There has been a trend in recent years for some Colony Sims to lean into mechanics and difficulty, to the detriment of what I like to think of as the ant-colony effect: how satisfying a game is to look at. So I was pleasantly surprised when I set my settlers to building a rudimentary shelter in Going Medieval, and their frenetic hammering materialized wooden walls in a way that was straight up fun to watch. It’s a subtle thing, good building animations, and developer Foxy Voxel has nailed it in their Black Death era Colony Builder.
The magic lies in the bare-minimum models used for pretty much everything in Going Medieval. Villagers don’t really have faces, but instead of being creepy like you’d think, it works. Trees, grass, stacks of linen, they all have just enough detail for you to easily determine what each object is, and no more. When combined with the aesthetically pleasing building animations, the result is a game that you can simply sit back and watch when the mood strikes you.
Which is a good thing, because once you’ve gotten the preliminary work of setting up your settlement out of the way, you’ll be doing a lot of watching.

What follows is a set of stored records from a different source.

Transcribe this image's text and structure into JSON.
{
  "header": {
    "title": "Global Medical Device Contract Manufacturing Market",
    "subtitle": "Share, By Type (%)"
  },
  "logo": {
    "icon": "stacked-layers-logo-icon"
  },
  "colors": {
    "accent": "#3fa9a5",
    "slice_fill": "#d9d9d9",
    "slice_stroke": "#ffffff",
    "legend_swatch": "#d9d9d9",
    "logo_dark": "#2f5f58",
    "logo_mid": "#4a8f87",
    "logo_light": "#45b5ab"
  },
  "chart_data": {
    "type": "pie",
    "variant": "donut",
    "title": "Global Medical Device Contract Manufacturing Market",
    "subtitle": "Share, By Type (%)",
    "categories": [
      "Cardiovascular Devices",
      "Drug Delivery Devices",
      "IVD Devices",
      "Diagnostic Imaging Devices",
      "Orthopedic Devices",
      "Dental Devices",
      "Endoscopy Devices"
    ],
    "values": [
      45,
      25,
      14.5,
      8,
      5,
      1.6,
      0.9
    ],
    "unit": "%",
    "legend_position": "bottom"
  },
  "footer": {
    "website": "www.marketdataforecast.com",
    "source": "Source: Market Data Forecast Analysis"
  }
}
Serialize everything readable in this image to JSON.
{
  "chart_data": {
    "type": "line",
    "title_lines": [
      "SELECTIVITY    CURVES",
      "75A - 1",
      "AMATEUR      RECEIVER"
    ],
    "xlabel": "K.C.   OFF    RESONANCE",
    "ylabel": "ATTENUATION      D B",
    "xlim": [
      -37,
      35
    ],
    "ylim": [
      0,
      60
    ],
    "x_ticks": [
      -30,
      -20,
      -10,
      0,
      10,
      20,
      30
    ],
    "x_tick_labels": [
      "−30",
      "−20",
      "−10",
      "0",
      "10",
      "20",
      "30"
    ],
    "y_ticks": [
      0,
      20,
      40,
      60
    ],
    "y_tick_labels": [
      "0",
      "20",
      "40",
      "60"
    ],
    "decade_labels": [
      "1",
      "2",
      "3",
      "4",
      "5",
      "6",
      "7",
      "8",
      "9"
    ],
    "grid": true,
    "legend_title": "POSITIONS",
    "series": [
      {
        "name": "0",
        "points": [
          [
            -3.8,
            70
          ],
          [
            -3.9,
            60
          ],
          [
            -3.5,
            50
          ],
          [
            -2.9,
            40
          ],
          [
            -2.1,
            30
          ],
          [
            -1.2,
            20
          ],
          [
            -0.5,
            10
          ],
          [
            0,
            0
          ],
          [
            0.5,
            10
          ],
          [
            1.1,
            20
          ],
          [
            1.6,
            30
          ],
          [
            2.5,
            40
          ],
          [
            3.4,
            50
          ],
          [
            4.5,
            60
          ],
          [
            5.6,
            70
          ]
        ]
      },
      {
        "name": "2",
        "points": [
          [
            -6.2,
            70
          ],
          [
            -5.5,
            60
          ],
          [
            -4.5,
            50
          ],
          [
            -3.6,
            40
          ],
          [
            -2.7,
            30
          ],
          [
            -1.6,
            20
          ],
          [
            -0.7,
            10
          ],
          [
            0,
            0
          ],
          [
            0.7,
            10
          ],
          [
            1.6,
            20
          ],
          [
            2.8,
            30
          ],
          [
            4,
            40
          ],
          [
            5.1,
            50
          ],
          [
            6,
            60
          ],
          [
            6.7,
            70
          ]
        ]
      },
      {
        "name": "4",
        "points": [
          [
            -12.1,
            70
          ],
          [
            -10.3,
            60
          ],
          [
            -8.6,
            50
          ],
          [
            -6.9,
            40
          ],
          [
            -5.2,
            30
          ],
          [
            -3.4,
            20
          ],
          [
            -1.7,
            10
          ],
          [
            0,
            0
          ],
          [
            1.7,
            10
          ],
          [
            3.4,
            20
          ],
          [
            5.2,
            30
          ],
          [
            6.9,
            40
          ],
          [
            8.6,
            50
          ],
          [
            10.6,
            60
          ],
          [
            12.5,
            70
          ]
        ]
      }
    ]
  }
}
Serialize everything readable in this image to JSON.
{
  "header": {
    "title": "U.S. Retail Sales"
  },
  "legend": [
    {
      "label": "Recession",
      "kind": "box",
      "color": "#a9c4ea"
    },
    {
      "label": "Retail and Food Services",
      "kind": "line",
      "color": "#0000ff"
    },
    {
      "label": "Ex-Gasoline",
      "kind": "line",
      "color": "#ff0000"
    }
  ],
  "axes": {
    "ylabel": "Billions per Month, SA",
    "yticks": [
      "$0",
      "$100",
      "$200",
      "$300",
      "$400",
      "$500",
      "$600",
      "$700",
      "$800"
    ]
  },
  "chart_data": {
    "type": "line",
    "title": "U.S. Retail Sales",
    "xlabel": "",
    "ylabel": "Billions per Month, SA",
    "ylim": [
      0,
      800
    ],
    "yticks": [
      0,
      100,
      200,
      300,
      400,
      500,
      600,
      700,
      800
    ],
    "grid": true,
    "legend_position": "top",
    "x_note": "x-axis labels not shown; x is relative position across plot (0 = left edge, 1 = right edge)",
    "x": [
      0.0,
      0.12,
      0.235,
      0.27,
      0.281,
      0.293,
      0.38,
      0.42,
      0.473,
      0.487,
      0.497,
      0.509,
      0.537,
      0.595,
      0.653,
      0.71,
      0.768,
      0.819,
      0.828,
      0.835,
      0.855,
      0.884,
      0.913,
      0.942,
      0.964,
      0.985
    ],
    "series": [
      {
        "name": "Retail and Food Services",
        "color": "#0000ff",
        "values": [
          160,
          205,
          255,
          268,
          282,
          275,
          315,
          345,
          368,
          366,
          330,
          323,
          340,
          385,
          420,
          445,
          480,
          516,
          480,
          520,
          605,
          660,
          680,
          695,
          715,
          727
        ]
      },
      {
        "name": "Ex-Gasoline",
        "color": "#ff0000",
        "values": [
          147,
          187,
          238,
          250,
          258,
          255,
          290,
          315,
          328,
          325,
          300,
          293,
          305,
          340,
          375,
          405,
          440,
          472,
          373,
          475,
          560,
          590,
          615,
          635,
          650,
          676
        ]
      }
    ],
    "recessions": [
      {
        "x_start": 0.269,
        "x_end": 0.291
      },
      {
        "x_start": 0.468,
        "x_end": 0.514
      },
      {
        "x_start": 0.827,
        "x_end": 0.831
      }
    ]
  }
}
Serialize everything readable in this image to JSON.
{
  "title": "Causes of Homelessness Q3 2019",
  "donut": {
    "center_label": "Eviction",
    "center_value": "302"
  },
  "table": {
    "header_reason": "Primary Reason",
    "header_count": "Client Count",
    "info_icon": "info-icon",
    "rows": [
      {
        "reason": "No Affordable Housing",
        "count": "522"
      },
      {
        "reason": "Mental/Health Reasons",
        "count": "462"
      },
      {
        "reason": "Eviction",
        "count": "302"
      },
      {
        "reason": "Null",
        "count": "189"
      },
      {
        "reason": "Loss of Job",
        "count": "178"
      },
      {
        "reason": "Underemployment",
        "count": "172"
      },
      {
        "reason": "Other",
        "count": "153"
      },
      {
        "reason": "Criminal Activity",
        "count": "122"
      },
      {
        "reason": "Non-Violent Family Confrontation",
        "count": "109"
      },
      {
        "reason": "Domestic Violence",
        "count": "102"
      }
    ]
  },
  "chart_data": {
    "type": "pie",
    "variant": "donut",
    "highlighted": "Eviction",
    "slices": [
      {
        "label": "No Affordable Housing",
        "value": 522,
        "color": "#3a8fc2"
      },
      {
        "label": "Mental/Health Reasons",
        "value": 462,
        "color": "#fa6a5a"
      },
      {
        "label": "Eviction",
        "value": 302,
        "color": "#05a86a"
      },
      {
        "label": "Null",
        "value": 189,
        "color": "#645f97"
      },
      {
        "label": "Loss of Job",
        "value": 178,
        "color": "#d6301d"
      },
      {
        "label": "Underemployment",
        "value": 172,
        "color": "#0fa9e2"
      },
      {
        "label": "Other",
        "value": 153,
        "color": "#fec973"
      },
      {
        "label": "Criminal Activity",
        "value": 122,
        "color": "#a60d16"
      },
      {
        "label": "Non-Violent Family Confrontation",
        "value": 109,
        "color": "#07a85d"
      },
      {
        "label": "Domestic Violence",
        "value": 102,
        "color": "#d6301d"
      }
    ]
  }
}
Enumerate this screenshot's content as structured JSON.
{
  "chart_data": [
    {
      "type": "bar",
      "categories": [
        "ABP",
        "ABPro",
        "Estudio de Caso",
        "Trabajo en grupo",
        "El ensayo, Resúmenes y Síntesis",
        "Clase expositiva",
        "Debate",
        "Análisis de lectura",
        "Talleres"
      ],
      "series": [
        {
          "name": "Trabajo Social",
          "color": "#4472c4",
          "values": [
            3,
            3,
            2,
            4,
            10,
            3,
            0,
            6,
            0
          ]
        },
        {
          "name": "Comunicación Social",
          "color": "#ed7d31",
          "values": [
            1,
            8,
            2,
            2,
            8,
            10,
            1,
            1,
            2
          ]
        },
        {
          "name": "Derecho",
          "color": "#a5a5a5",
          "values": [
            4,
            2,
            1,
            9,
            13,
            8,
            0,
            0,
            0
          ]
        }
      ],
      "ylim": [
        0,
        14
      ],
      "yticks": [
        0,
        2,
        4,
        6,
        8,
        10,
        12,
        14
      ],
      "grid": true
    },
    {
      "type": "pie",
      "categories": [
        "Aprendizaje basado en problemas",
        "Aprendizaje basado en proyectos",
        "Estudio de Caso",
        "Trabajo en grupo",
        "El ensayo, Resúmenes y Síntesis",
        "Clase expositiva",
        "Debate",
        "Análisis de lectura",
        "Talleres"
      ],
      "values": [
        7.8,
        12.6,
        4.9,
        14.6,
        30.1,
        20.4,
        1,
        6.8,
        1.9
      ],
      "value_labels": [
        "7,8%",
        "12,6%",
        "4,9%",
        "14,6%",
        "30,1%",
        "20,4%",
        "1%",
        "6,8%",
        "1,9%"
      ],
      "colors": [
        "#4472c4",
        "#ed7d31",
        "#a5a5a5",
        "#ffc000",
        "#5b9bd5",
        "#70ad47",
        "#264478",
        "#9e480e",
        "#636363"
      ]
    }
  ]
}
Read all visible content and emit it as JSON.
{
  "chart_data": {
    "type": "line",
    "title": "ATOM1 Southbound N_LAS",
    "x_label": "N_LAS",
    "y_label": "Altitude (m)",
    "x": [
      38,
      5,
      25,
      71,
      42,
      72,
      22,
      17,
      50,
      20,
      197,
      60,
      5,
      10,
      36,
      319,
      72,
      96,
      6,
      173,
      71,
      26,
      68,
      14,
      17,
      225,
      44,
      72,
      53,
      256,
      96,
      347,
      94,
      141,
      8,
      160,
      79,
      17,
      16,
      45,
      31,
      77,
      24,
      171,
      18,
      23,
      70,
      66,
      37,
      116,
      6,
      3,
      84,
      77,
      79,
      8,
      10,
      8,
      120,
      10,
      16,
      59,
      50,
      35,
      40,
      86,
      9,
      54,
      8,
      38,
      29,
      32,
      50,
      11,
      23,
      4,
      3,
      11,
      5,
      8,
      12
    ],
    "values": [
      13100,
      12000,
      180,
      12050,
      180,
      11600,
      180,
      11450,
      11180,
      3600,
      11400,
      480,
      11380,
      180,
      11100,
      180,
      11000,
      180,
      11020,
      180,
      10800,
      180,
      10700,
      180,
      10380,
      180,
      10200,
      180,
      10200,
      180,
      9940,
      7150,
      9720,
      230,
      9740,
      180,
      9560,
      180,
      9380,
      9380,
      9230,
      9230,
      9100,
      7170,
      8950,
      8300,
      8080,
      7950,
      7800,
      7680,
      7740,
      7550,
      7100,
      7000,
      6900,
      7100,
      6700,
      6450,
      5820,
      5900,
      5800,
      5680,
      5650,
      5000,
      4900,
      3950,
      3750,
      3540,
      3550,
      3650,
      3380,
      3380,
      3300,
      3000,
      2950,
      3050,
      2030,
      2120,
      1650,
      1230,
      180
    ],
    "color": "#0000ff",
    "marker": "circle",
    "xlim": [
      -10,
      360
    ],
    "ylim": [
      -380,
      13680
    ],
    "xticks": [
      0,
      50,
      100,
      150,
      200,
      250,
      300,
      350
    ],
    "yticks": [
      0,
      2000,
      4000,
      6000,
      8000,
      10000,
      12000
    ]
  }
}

Going Medieval is still very much in early access, and while the foundations of an excellent game are in place, there isn’t much to do once you’ve spent a couple hours getting things set up. You can always build more/bigger buildings, but keeping your settlers warm, safe, and fed isn’t very challenging once you’ve learned how to do it.
If all you want is Medieval Legos, then what’s here is already more than worth the cost of admission. Players who have dumped hundreds of hours into similar titles will likely find plenty to do here, as many of the key systems are already in place. Building a castle in Going Medieval is time consuming and satisfying, and could easily occupy you for hours on end.
However, if you’re more like me, where you spend a bleary-eyed weekend doing nothing but playing a Colony Sim game — and then don’t pick it up again for a year — you may want to wait for future updates. The current Roadmap includes a huge list of upcoming features, including raiding other settlements, map factions, a prisoner system, and “grand objectives”. If you play it and drop it now, it looks like you’ll miss out on a whole host of cool new features that are yet to be implemented.